If the result of training in high-precision mode fails to be obtained due to memory or hardware limitations, ensure that a constant model accuracy is achieved.

Principle

As Ascend AI Processor (or NPU) hardware architecture supports only mixed precision training, the user model must be trained on the GPU with mixed precision to obtain a converged benchmark model. If the user model is not validated to reach convergence after mixed precision training on the GPU, the model may fail to converge after being ported to the NPU.

The model is not qualified for a benchmark if the result of the comparison of mixed-precision training and high-precision training does not meet the accuracy analysis requirements, as this means that mixed precision training in float16 significantly perturbs the model accuracy. In this case, adjust the model structure to avoid accuracy risk in mixed precision training on both the GPU and NPU.

Procedure

  1. Check that training with mixed precision is enabled for the benchmark model.
  2. Check that dynamic loss scaling is enabled.

    You can also enable static loss scaling, but it is not recommended, as you need to adjust the loss scale value on the NPU to avoid frequent overflow or underflow when using the loss scale value set on the GPU.

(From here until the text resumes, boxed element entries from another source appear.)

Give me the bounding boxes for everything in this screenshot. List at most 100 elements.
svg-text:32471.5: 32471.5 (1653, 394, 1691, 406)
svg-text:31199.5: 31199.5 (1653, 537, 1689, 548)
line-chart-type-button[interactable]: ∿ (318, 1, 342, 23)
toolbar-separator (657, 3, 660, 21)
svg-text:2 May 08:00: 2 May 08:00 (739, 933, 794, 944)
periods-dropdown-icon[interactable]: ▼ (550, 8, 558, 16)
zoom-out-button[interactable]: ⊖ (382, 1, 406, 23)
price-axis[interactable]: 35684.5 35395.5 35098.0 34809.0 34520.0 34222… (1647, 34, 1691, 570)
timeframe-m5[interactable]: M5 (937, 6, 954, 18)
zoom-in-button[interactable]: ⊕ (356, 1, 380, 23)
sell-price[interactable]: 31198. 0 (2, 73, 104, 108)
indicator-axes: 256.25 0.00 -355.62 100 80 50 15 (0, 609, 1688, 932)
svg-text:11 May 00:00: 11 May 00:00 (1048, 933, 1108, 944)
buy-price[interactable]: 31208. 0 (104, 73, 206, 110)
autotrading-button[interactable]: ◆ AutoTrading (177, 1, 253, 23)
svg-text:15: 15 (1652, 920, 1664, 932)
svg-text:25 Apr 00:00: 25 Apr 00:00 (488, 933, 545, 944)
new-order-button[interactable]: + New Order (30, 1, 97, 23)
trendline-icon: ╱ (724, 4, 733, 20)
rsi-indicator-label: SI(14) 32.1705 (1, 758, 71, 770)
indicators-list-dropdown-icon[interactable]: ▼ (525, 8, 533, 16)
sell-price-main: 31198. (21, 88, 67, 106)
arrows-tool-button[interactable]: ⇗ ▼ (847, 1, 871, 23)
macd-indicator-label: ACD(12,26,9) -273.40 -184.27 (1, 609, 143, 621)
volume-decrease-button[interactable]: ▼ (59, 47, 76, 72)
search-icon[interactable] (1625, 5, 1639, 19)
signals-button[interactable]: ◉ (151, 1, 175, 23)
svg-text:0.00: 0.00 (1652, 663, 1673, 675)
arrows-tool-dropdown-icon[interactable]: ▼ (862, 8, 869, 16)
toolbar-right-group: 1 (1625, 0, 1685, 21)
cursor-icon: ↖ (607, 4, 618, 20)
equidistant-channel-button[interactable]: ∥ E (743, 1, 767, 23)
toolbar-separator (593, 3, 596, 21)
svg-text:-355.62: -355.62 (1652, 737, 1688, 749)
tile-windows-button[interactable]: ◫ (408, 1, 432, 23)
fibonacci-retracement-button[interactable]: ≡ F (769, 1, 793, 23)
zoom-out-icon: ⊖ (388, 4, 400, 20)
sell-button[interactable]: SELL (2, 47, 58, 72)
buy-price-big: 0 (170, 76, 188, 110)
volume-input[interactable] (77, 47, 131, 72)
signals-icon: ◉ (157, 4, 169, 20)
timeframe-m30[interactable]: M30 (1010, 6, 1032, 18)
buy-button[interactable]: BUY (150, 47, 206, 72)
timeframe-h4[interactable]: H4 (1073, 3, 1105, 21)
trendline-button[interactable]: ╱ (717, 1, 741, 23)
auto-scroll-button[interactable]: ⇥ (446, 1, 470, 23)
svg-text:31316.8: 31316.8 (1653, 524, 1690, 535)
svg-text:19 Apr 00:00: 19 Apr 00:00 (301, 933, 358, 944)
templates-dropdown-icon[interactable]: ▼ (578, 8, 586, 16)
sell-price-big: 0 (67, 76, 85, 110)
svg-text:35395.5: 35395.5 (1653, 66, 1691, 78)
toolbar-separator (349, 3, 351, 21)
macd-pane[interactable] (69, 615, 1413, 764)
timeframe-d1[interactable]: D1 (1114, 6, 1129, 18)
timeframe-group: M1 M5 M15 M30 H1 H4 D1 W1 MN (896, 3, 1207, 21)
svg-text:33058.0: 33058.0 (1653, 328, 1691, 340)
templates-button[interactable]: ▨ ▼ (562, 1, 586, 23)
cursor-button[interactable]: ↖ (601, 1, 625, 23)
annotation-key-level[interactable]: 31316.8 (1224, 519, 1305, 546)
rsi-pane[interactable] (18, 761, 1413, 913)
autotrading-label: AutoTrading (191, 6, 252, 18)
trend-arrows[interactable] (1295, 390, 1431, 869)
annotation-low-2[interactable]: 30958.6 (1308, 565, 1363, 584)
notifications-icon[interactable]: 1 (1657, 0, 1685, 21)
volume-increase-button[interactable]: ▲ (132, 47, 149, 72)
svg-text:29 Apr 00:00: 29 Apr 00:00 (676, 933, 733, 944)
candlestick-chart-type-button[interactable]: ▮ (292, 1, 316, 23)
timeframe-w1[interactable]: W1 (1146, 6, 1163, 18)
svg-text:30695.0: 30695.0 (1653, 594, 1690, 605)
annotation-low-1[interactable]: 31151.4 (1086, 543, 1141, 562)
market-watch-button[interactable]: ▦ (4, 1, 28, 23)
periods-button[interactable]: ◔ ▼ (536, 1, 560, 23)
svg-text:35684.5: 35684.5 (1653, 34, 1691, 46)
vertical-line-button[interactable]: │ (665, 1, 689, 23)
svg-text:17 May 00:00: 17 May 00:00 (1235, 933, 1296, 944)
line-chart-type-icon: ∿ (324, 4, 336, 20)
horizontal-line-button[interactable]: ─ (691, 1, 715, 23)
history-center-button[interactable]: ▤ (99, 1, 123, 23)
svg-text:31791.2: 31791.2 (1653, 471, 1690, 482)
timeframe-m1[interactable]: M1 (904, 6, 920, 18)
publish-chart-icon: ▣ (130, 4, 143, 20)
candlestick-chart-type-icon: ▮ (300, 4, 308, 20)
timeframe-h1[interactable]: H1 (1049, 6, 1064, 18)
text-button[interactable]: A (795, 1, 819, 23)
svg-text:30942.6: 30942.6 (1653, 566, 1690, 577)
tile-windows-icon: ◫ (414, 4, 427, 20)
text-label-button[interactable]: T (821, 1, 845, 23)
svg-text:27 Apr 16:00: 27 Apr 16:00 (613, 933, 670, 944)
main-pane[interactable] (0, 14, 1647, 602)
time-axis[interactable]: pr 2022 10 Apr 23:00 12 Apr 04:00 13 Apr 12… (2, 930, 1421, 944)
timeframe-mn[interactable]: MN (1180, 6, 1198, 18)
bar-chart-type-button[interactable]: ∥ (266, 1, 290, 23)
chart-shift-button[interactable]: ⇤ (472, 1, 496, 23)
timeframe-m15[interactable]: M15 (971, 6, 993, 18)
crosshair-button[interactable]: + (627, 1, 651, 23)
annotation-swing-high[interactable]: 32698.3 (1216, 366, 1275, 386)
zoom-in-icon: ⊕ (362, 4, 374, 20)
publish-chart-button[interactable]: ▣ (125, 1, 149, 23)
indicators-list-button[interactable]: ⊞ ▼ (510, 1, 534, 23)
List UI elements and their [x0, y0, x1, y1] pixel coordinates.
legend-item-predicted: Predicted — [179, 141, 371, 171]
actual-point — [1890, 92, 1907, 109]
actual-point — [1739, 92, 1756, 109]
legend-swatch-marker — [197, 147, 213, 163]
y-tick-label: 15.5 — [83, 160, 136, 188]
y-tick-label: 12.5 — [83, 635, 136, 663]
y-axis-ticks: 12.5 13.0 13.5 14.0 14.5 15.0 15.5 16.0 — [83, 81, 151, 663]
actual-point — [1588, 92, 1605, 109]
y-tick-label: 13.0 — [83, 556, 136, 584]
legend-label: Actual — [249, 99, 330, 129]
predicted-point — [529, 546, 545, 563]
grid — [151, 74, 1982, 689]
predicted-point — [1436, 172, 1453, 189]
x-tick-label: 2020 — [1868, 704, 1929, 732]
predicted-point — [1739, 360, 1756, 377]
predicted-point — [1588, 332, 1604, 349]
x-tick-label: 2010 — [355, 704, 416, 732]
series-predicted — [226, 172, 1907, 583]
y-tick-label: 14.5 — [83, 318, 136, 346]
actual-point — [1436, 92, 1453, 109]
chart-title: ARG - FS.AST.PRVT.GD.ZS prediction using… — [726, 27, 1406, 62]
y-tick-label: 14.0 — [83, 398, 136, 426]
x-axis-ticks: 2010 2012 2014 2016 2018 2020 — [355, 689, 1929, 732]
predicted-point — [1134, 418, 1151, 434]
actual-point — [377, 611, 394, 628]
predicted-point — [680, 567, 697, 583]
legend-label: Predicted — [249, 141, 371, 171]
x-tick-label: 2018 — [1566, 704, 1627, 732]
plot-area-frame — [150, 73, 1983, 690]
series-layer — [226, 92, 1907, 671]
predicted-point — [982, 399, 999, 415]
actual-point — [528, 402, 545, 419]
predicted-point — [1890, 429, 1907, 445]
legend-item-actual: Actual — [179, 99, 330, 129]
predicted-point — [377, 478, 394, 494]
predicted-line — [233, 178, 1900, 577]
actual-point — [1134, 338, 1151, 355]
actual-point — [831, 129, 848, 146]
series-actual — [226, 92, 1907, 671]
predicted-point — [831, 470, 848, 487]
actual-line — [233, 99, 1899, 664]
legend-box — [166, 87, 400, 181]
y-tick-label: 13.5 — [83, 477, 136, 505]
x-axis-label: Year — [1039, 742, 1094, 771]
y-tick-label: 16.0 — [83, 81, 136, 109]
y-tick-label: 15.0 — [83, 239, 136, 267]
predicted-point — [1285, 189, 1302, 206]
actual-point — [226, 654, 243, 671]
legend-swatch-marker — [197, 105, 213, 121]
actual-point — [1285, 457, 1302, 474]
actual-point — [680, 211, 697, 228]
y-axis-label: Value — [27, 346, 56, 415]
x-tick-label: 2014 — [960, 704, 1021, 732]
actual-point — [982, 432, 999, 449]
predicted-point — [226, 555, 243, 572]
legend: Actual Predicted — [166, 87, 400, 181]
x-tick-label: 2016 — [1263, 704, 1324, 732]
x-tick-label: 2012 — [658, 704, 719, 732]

  3. Modify the user model architecture to print floating-point exception information. For details, see Loss Scaling on NPU.
  4. Check the proportion of floating-point exceptions reported during mixed precision training. A percentage less than 0.5% (0.1% for a large global batch size) is recommended.
  5. Modify the initial value and scaling factor of the loss scale to minimize the number of floating-point exceptions.
  6. Perform training more than three times and check that the validation accuracy is constant. Adjust the hyperparameters and model structure, and repeat the preceding steps until all the preceding conditions are met.